Nurses give a beat

The family was overwhelmed.

The nurse handed them a bottle with the last heartbeat of their PawPaw. Written on the heart strip was a poem:

“Goodbye may seem forever,

Farewell is like the end,

But in my heart’s a memory.

And there you will always be.”

The simple act impacted the nurses as well.

Saying goodbye to a patient is the most difficult part of a nurse’s job. During the past two years it has happened too often. As the omicron variant surged, those patients were becoming younger and younger. Many could not communicate with their family and friends due to ventilators, which weighed heavily on the nurses who cared for them.

At the peak, there were 35 deaths in 30 days in the intensive care unit at IU Health Arnett Hospital. It was too much.

“Nurses tend to make a personal connection with the families of the patients—it is what allows you to go home at night,” shares Melissa Sorrell, BSN, RN, clinical operations manager of intensive care unit and telemetry central monitoring unit at IU Health Arnett Hospital. “Being a nurse means that you know you made a difference in the patient’s life, no matter how big or small.”

A travel nurse who had spent the past year working in the ICU at Arnett Hospital and an Arnett ICU nurse had an idea to help the nurses and family members heal—they could capture the last rhythm strip of life and share it with the family. And the heartbeat project was born.
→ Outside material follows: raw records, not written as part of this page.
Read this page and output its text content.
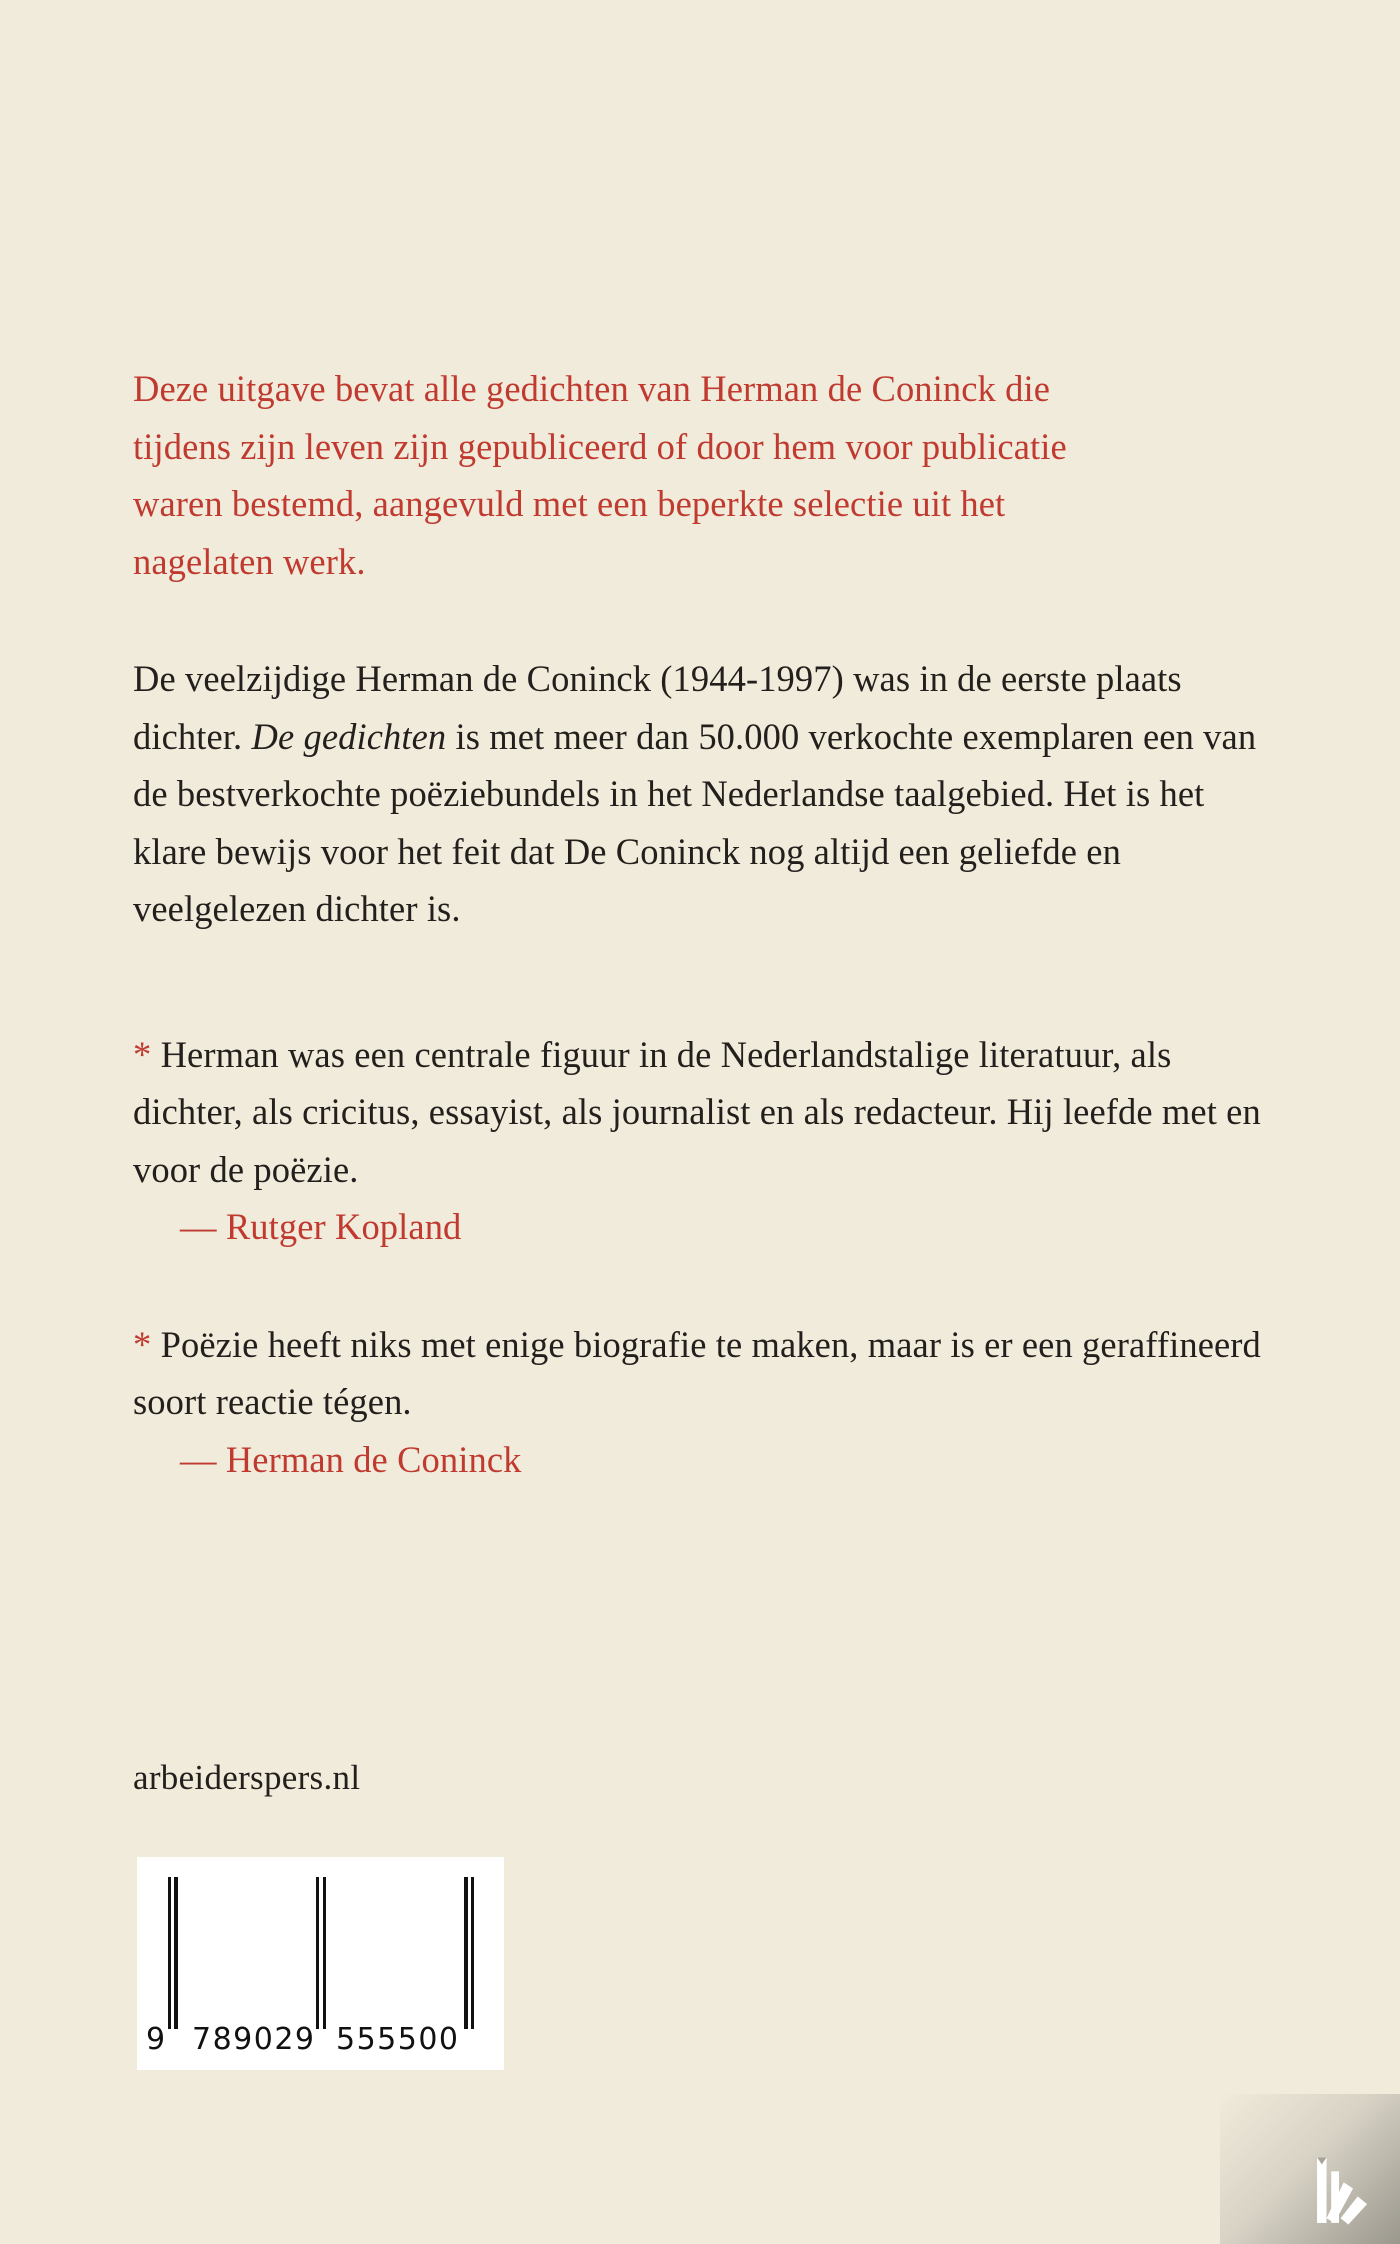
Deze uitgave bevat alle gedichten van Herman de Coninck die
tijdens zijn leven zijn gepubliceerd of door hem voor publicatie
waren bestemd, aangevuld met een beperkte selectie uit het
nagelaten werk.

De veelzijdige Herman de Coninck (1944-1997) was in de eerste plaats dichter. De gedichten is met meer dan 50.000 verkochte exemplaren een van de bestverkochte poëziebundels in het Nederlandse taalgebied. Het is het klare bewijs voor het feit dat De Coninck nog altijd een geliefde en veelgelezen dichter is.

* Herman was een centrale figuur in de Nederlandstalige literatuur, als dichter, als cricitus, essayist, als journalist en als redacteur. Hij leefde met en voor de poëzie.
— Rutger Kopland

* Poëzie heeft niks met enige biografie te maken, maar is er een geraffineerd soort reactie tégen.
— Herman de Coninck

arbeiderspers.nl
9 789029 555500
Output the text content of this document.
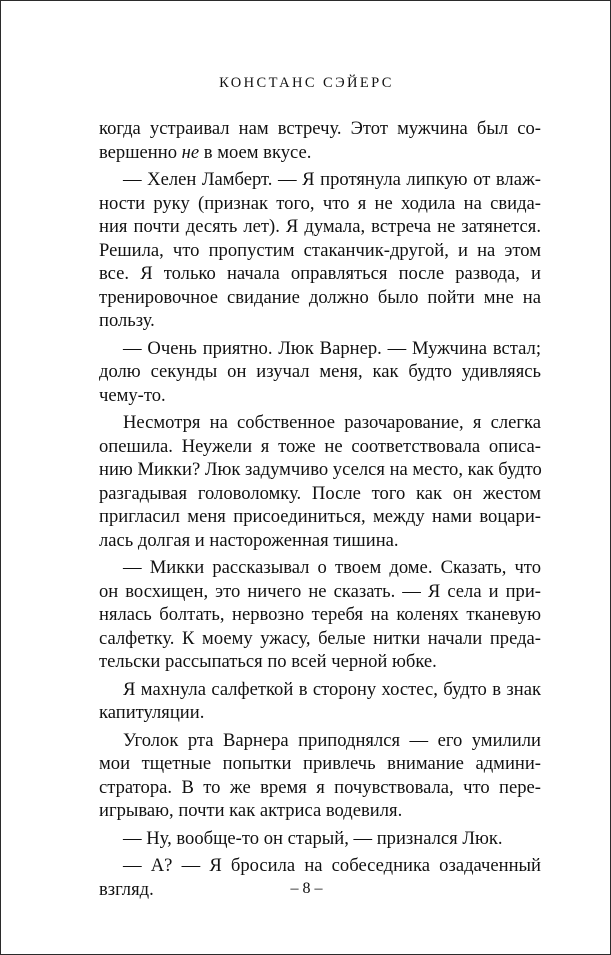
КОНСТАНС СЭЙЕРС
когда устраивал нам встречу. Этот мужчина был со-
вершенно не в моем вкусе.
— Хелен Ламберт. — Я протянула липкую от влаж-
ности руку (признак того, что я не ходила на свида-
ния почти десять лет). Я думала, встреча не затянется.
Решила, что пропустим стаканчик-другой, и на этом
все. Я только начала оправляться после развода, и
тренировочное свидание должно было пойти мне на
пользу.
— Очень приятно. Люк Варнер. — Мужчина встал;
долю секунды он изучал меня, как будто удивляясь
чему-то.
Несмотря на собственное разочарование, я слегка
опешила. Неужели я тоже не соответствовала описа-
нию Микки? Люк задумчиво уселся на место, как будто
разгадывая головоломку. После того как он жестом
пригласил меня присоединиться, между нами воцари-
лась долгая и настороженная тишина.
— Микки рассказывал о твоем доме. Сказать, что
он восхищен, это ничего не сказать. — Я села и при-
нялась болтать, нервозно теребя на коленях тканевую
салфетку. К моему ужасу, белые нитки начали преда-
тельски рассыпаться по всей черной юбке.
Я махнула салфеткой в сторону хостес, будто в знак
капитуляции.
Уголок рта Варнера приподнялся — его умилили
мои тщетные попытки привлечь внимание админи-
стратора. В то же время я почувствовала, что пере-
игрываю, почти как актриса водевиля.
— Ну, вообще-то он старый, — признался Люк.
— А? — Я бросила на собеседника озадаченный
взгляд.	– 8 –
The idea came in the heat of the moment, and they improvised, using equipment they use every day—a collection tube. They borrowed ribbon from the NICU. They made six heartbeat mementos the first day. The first one was labeled “PawPaw’s heartbeat.”

“What an incredible example of focusing on patients and their families and the emotional needs of care,” shares Brandon Carwile, MSN, RN, CNML, regional director of experience design application. “These heartbeats are treasures the family will always hold near and dear, and being able to have that kind of impact on them in a positive way will help the nurses remember why they got into nursing to begin with.”

A little trial and error with available equipment and a search on Amazon, the nurses have found a better holder solution with corks, which they paid for out of their own pockets.

“Nurses are a special breed of people,” adds Sorrell. “They get up in the morning and go to work with one simple, yet profound purpose in mind: to care for their patients.”